EL HABITANTE
Las persianas permanecen cerradas. Ni suben hoy, ni bajarán mañana. No veo la luz que debe iluminar el interior.
Con toda seguridad su habitante me mira desde no adivino qué lugar, disfrazado de una palidez extrema y buscando en su oscuridad, junto a mi imagen, el olor a menta fresca que desprende su jardín. Dejo atrás aquella casa. Hasta mañana.
Me gusta que el sol de los viernes me acompañe en el trayecto. De repente la gran sombra que reposa ante mi vuelve a imantar mi curiosidad.
El habitante intuirá que me encuentro nuevamente y como cada día allí. Y las ranuras de la persiana le atraerán hasta mi mirada. Entablamos nuestra primera conversación cuando distingo por primera vez perfectamente su silueta enjutada, enlutada y lenta tras la persiana sin cristales: no puedo ridiculizar mi presencia ocultándome tras el muro y, en un vaivén de cabeza. le arrojo un saludo afónico; él lo ha recogido, y me contesta alzando los cinco dedos de la mano. Hasta luego.
Luego es un atardecer colorado en el cielo y la casa ya ha perdido su sombra. Huele a flores y a humedad del riego. Me lanzo furtiva tras una mirada y vuelvo para mirar al frente. No acierto, porque me ha descubierto. Ante los grandes escalones de la entrada aspira y expira el habitante, cosido a un entramado de tubos y a una botella de oxígeno que le retrasa los pasos. Vuelve a levantar los cinco dedos de la mano. Hasta el lunes.
Y el lunes me prometo no mirar, pero mi curiosidad rompe el proyecto. La casa huele a mañana y en ella juegan divertidas ráfagas de aire.
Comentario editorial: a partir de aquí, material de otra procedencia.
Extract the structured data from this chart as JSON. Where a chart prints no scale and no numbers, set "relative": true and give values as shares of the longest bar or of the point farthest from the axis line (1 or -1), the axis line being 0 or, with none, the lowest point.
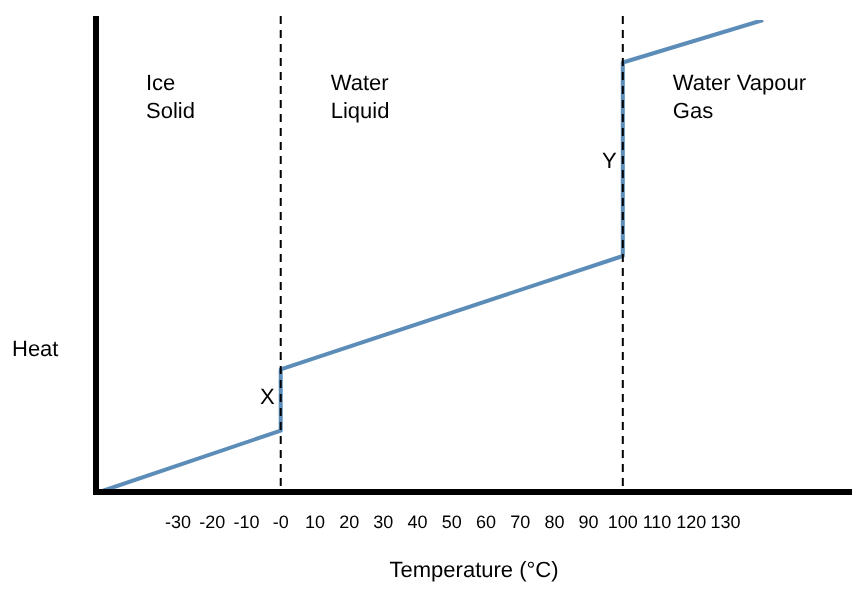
{
  "chart_data": {
    "type": "line",
    "xlabel": "Temperature (°C)",
    "ylabel": "Heat",
    "relative": true,
    "x": [
      -53,
      0,
      0,
      100,
      100,
      141
    ],
    "series": [
      {
        "color": "#5b8db8",
        "values": [
          0,
          0.13,
          0.26,
          0.5,
          0.91,
          1
        ]
      }
    ],
    "xlim": [
      -54,
      167
    ],
    "xticks": [
      -30,
      -20,
      -10,
      {
        "value": 0,
        "label": "-0"
      },
      10,
      20,
      30,
      40,
      50,
      60,
      70,
      80,
      90,
      100,
      110,
      120,
      130
    ],
    "ref_lines": [
      {
        "axis": "x",
        "value": 0,
        "line_style": "dashed",
        "color": "#000000"
      },
      {
        "axis": "x",
        "value": 100,
        "line_style": "dashed",
        "color": "#000000"
      }
    ],
    "annotations": [
      "Ice\nSolid",
      "Water\nLiquid",
      "Water Vapour\nGas",
      {
        "text": "X",
        "x": 0,
        "y": 0.2
      },
      {
        "text": "Y",
        "x": 100,
        "y": 0.7
      }
    ],
    "grid": false,
    "legend": false,
    "marker": "none",
    "line_style": "solid"
  }
}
Hasta luego. Hasta mañana .... Hasta el lunes.
Mañana no tiene sol. Y la casa ya no tiene sombra. Las persianas bajadas y sin ranuras son las que dialogan con mi descaro. Y ya no huele la menta. Luego, todo permanece aún cerrado. Y en el portal, mañana, ya no escucharé al habitante. La casa envejece abandonada. El habitante, con seguridad, vuela libre de toda soledad por siempre jamás.